Neither China nor Japan has accepted the recent American offer to “host” a
discussion of the dispute. China wants the US to keep out of all its sea boundary problems, as it has already made clear regarding the South China Sea. To China, American involvement in the East China Sea seems even more inappropriate, since the US, although professedly neutral on the territorial question, has nevertheless infuriated China by reaffirming that, being administered by Japan, the islets are protected by the 1960 US-Japan Security Treaty.
Although Japan generally values American support to balance China's growing power, it cannot welcome the US offer to enter the islet dispute, since Japan takes the ludicrous position that there is no dispute. Moreover, if the US were to become an impartial mediator, it would have to note that Japan's claim to sovereignty over the islets is based on a distorted version of late-19th-century history that does not pass the international smell test.
A mediator would also remind Japan – as China frequently has – that, under Article 121(3) of the UN Convention on the Law of the Sea, decisions of the International Court of Justice and international practice, these tiny, uninhabited spits of land that cannot sustain economic life on their own are not entitled to the 200-nautical-mile EEZ and resources of the adjacent continental shelf enjoyed by genuine “islands”.
It is time for Japan to reassess its views on the international law of the sea. Those of its views that are plainly irresponsible only discredit others that deserve serious consideration. Perhaps most insulting to the world community is its claim that the rock called Okinotorishima that constitutes Japan's southernmost “land”, a reef system with land at high tide no larger than a kingsized bed, is entitled to an EEZ and continental shelf.
If Japan wants to peacefully settle its East China Sea boundaries with China, it should also abandon its unpersuasive claim that the Diaoyu-Senkaku are entitled to an EEZ and continental shelf. Their ownership would thus become much less important and could be temporarily set aside. Then the parties could continue negotiations to reconcile China's claim to control the economic resources of its vast continental shelf with Japan's endorsement of the widely accepted principle of drawing equidistant EEZ boundaries between neighbouring coasts.
Even before completing the complex details of a boundary agreement, they can also implement their long-pending plans to jointly develop petroleum resources in disputed areas.

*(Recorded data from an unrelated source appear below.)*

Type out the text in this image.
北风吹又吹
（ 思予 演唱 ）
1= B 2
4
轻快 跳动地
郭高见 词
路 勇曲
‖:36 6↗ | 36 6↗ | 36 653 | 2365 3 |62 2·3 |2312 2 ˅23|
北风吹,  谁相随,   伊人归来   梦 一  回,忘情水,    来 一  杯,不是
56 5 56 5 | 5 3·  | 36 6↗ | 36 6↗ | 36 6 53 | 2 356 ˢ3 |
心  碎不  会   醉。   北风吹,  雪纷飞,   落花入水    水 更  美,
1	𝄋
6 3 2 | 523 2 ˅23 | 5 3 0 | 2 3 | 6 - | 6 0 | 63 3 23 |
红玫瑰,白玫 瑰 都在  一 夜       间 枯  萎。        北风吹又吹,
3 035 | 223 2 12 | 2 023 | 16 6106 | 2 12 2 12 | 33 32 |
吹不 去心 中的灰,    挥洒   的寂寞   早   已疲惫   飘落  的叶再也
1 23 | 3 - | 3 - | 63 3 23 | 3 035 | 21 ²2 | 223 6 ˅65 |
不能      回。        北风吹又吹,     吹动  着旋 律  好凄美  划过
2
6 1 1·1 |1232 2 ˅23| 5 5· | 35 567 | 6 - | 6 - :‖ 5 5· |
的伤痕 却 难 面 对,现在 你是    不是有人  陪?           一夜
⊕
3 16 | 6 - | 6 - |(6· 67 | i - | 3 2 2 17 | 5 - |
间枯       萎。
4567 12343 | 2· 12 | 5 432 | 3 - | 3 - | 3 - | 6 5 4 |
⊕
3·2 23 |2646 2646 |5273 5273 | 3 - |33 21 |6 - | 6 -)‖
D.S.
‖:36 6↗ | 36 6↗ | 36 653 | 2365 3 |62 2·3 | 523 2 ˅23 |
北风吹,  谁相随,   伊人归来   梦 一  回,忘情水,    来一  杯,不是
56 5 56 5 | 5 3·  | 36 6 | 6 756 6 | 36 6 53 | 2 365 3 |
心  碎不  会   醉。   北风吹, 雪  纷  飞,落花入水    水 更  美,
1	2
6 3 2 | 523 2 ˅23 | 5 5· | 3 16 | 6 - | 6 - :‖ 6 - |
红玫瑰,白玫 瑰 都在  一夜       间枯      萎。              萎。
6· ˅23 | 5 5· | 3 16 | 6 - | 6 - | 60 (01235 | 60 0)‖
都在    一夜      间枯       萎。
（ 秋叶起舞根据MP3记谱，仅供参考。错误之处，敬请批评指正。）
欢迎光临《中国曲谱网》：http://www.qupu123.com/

To avoid future clashes over the Diaoyu-Senkaku, the parties should establish some co-ordinating mechanisms, including a hotline like the one China suggested to Vietnam. Although neither side is enthusiastic about international adjudication, to divert domestic nationalist passions into constructive channels, they should display enough confidence in their legal positions to refer the territorial sovereignty dispute to the International Court of Justice, the International Tribunal for the Law of the Sea or an agreed arbitration panel. Further dithering is dangerous and unproductive.
Jerome A. Cohen is professor and codirector of the US-Asia Law Institute at NYU School of Law and adjunct senior fellow for Asia at the Council on Foreign Relations. Jon M. Van Dyke is professor and Carlsmith Ball Faculty Scholar at the William S. Richardson School of Law at the University of Hawaii at Manoa.